Assisting Living refers to supporting and empowering people living with a disability, chronic illness, frailty or cognitive decline, older people or those marginalized from the benefits of mainstream society, allowing them to benefit from the equitable application of technological, personal, community and societal initiatives. Assisting Living aims to enable people to live a full and independent life as valued participants of their community.
Assisting Learning refers to applying this ethos to removing barriers to accessing and benefiting from education - especially third level education.
With longer-living populations, there is a clear need to embrace the concept of “assistive”, where assistance is geared towards empowering people and enhancing their rights and choices. Whilst retaining ideas of promotive, preventive, curative, rehabilitative, and palliative services and care, assistive technologies, assistive services and assistive independent living, will become perhaps the defining features of life over the next few decades. In recognition of this, the World Health Organisation has established the Global Cooperation on Assistive Technology (GATE) programme to promote living in and through more inclusive communities. The Institute has strong connections with the WHO through the GATE programme.

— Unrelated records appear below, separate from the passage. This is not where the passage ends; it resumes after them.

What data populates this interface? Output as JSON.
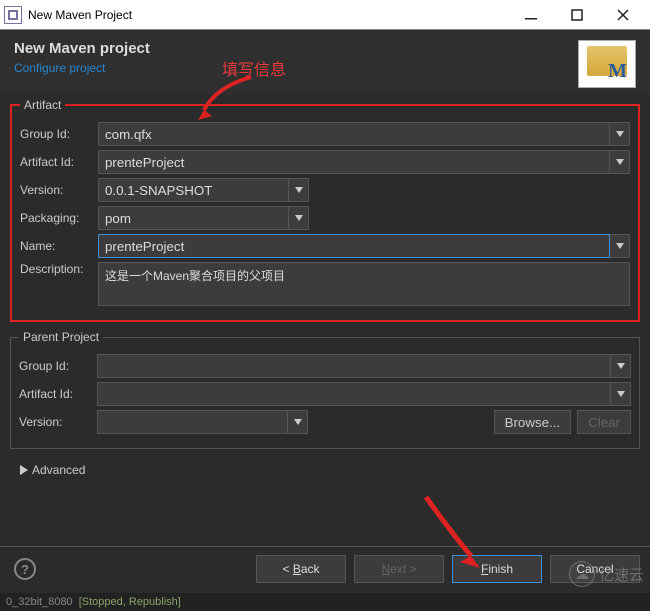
{
  "window": {
    "title": "New Maven Project"
  },
  "heading": {
    "title": "New Maven project",
    "configure": "Configure project"
  },
  "annotation": {
    "fill_info": "填写信息"
  },
  "artifact": {
    "legend": "Artifact",
    "group_id_label": "Group Id:",
    "group_id": "com.qfx",
    "artifact_id_label": "Artifact Id:",
    "artifact_id": "prenteProject",
    "version_label": "Version:",
    "version": "0.0.1-SNAPSHOT",
    "packaging_label": "Packaging:",
    "packaging": "pom",
    "name_label": "Name:",
    "name": "prenteProject",
    "description_label": "Description:",
    "description": "这是一个Maven聚合项目的父项目"
  },
  "parent": {
    "legend": "Parent Project",
    "group_id_label": "Group Id:",
    "group_id": "",
    "artifact_id_label": "Artifact Id:",
    "artifact_id": "",
    "version_label": "Version:",
    "version": "",
    "browse": "Browse...",
    "clear": "Clear"
  },
  "advanced": {
    "label": "Advanced"
  },
  "buttons": {
    "back_prefix": "< ",
    "back_u": "B",
    "back_suffix": "ack",
    "next_prefix": "",
    "next_u": "N",
    "next_suffix": "ext >",
    "finish_prefix": "",
    "finish_u": "F",
    "finish_suffix": "inish",
    "cancel": "Cancel"
  },
  "status": {
    "gray": "0_32bit_8080",
    "green": "[Stopped, Republish]"
  },
  "watermark": {
    "text": "亿速云"
  }
}
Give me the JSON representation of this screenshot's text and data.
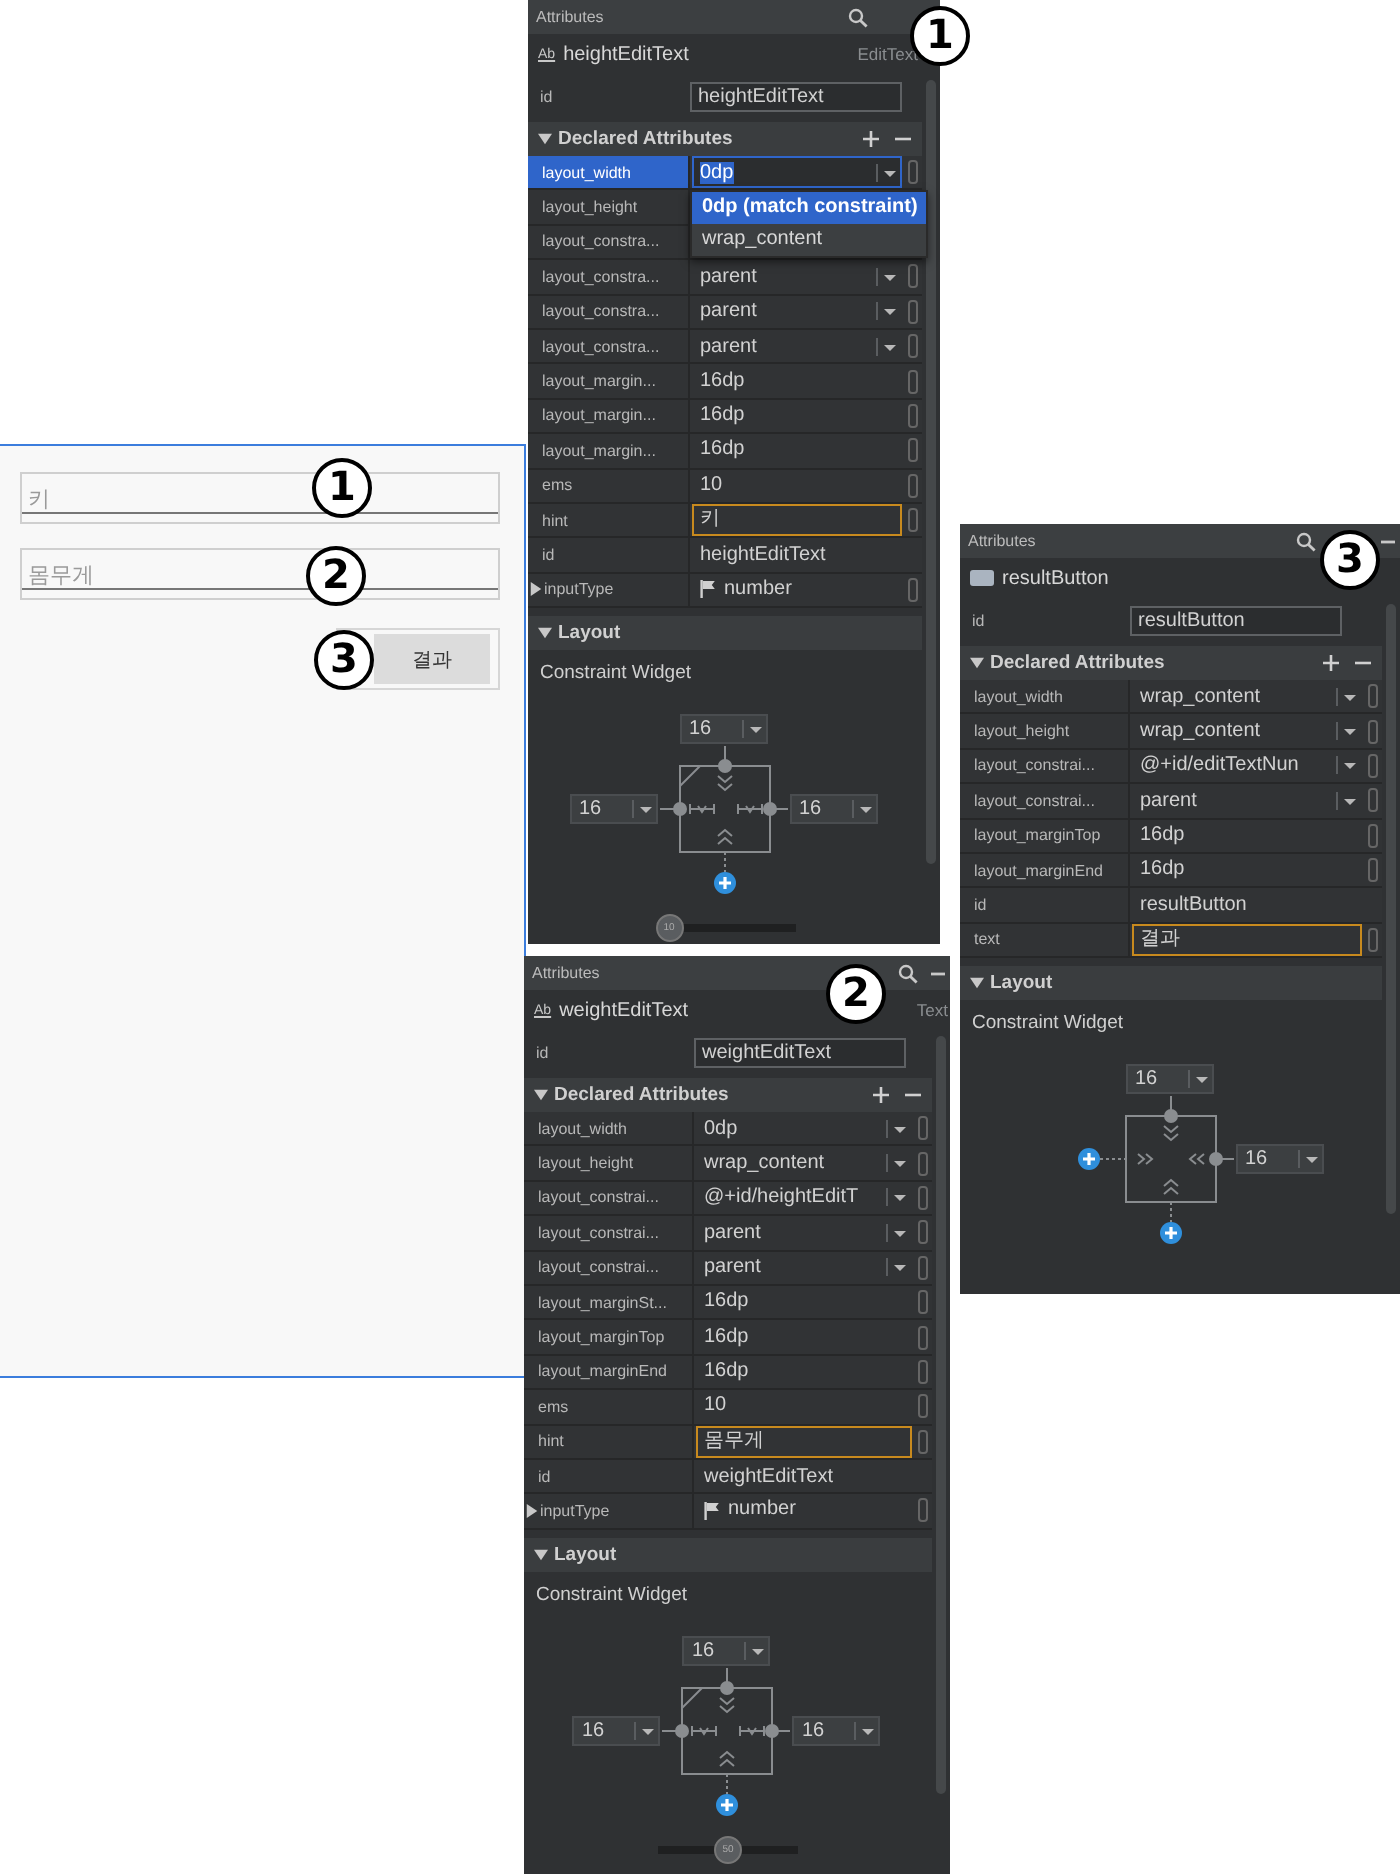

'Assisting' reaches beyond the idea of assistive technology alone, embracing the person, their supporters and, where appropriate, their carers. It also embraces a human rights approach and the ethos of volunteering and community engagement.
We are committed to a systems approach in all areas of our work, which means understanding the interplay of different factors that influence the relationship between persons and their contexts, between people, and between technology and the person using that technology. These include, but are not limited to, local human and financial resources and social and cultural processes, through the nature of formal and informal service provision. Such configurations, of course, vary in scale and between contexts, but also (sometimes radically) within settings themselves.
We are committed to the full range of research methods and a cross-disciplinary approach in order to understand how people really think and behave with regard to their sense of wellbeing, as well as the ways that they seek out care/support, and, in turn, how appropriate technology helps them in this quest.
Our nationally and globally distinctive feature as an Institute is in developing independent and interdisciplinary research that focuses on social inclusion and participation and on empowering people through the use of technologies. By reflecting on the broader societal infrastructure required to make technology beneficial to people, it promotes human rights-based policies.
An Assistive Product is “any product (including devices, equipment, instruments, and software), either specially designed and produced or generally available, whose primary purpose is to maintain or improve an individual’s functioning and independence and thereby promote their wellbeing” (Khasnabis et al., 2015).).
Assistive Technology systems refer to “the development and application of organised knowledge, skills, procedures, and policies relevant to the provision, use, and assessment of assistive products” (Khasnabis et al., 2015).
Well-being is a positive sense of health and living, something that is both an individual and collective good. We look to science, broadly defined, to support well-being and to provide an appropriate evidence base to inform policy and practice, as well as to develop novel techniques, interventions and technologies to positively enhance life.